Hey, this error is thrown because the mp.spawn call might not be within an if __name__ == "__main__" guard.
Can you try if this works?

if __name__ == '__main__':
  main()

I added that statement and I think it is running? I am not sure because the progress bar I am using (through the tqdm package) is not showing up, but I have not gotten any errors and it has not broken. I set it to run for 200 epochs, so I suppose I will just have to wait and see if it worked.

Update
After 30 minutes, I got this error message.

[E socket.cpp:793] [c10d] The client socket has timed out after 1800s while trying to connect to (127.0.0.1, 54263).
[E socket.cpp:793] [c10d] The client socket has timed out after 1800s while trying to connect to (127.0.0.1, 54263).
[E socket.cpp:793] [c10d] The client socket has timed out after 1800s while trying to connect to (127.0.0.1, 54263).
[E socket.cpp:793] [c10d] The client socket has timed out after 1800s while trying to connect to (127.0.0.1, 54263).
Traceback (most recent call last):
  File "knot_gpu.py", line 350, in <module>
    main()
  File "knot_gpu.py", line 236, in main
    mp.spawn(ppo_main, nprocs=args.gpus, args=(args,))
  File "/fslhome/dskinne3/.local/lib/python3.7/site-packages/torch/multiprocessing/spawn.py", line 240, in spawn
    return start_processes(fn, args, nprocs, join, daemon, start_method='spawn')
  File "/fslhome/dskinne3/.local/lib/python3.7/site-packages/torch/multiprocessing/spawn.py", line 198, in start_processes
    while not context.join():
  File "/fslhome/dskinne3/.local/lib/python3.7/site-packages/torch/multiprocessing/spawn.py", line 160, in join
    raise ProcessRaisedException(msg, error_index, failed_process.pid)
torch.multiprocessing.spawn.ProcessRaisedException: 

-- Process 2 terminated with the following error:
Traceback (most recent call last):
  File "/fslhome/dskinne3/.local/lib/python3.7/site-packages/torch/multiprocessing/spawn.py", line 69, in _wrap
    fn(i, *args)
  File "/zhome/dskinne3/knot_gpu.py", line 245, in ppo_main
    torch.distributed.init_process_group(backend='nccl', init_method='tcp://127.0.0.1:54263', world_size=args.world_size, rank=rank)
  File "/fslhome/dskinne3/.local/lib/python3.7/site-packages/torch/distributed/distributed_c10d.py", line 595, in init_process_group
    store, rank, world_size = next(rendezvous_iterator)
  File "/fslhome/dskinne3/.local/lib/python3.7/site-packages/torch/distributed/rendezvous.py", line 186, in _tcp_rendezvous_handler
    store = _create_c10d_store(result.hostname, result.port, rank, world_size, timeout)
  File "/fslhome/dskinne3/.local/lib/python3.7/site-packages/torch/distributed/rendezvous.py", line 161, in _create_c10d_store
    hostname, port, world_size, start_daemon, timeout, multi_tenant=True
TimeoutError: The client socket has timed out after 1800s while trying to connect to (127.0.0.1, 54263).

Any thoughts?

  torch.distributed.init_process_group(backend='nccl', init_method='tcp://127.0.0.1:54263', world_size=args.world_size, rank=rank)

Hey @Dylan_Skinner these two configurations are a bit conflicting with each other.
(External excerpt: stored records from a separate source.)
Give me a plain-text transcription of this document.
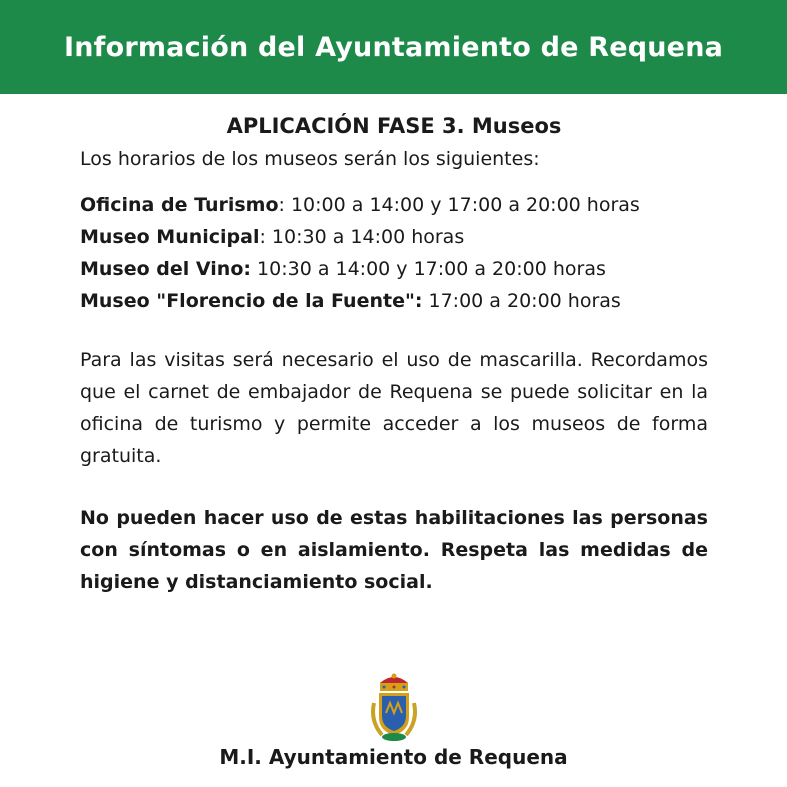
Información del Ayuntamiento de Requena
APLICACIÓN FASE 3. Museos
Los horarios de los museos serán los siguientes:
Oficina de Turismo: 10:00 a 14:00 y 17:00 a 20:00 horas
Museo Municipal: 10:30 a 14:00 horas
Museo del Vino: 10:30 a 14:00 y 17:00 a 20:00 horas
Museo "Florencio de la Fuente": 17:00 a 20:00 horas

Para las visitas será necesario el uso de mascarilla. Recordamos que el carnet de embajador de Requena se puede solicitar en la oficina de turismo y permite acceder a los museos de forma gratuita.

No pueden hacer uso de estas habilitaciones las personas con síntomas o en aislamiento. Respeta las medidas de higiene y distanciamiento social.

M.I. Ayuntamiento de Requena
The first one is using the host IP and the second one is using localhost. The 2nd one will be the one in use as that’s what explicitly passed to init_process_group. Based on the error below, looks like localhost didn’t work. Can you try using host IP instead?

TimeoutError: The client socket has timed out after 1800s while trying to connect to (127.0.0.1, 54263).

Oh! Sorry about that. I am using my University’s remote super computer and am no good at Linux (I got the first bit of code from one of the system administrators). Should I use the bit of code at os.environ['MASTER_ADDR'] or the local host IP?

If you are using multiple machines, you will have to use the routable host IP that all process can talk to (i.e., not localhost).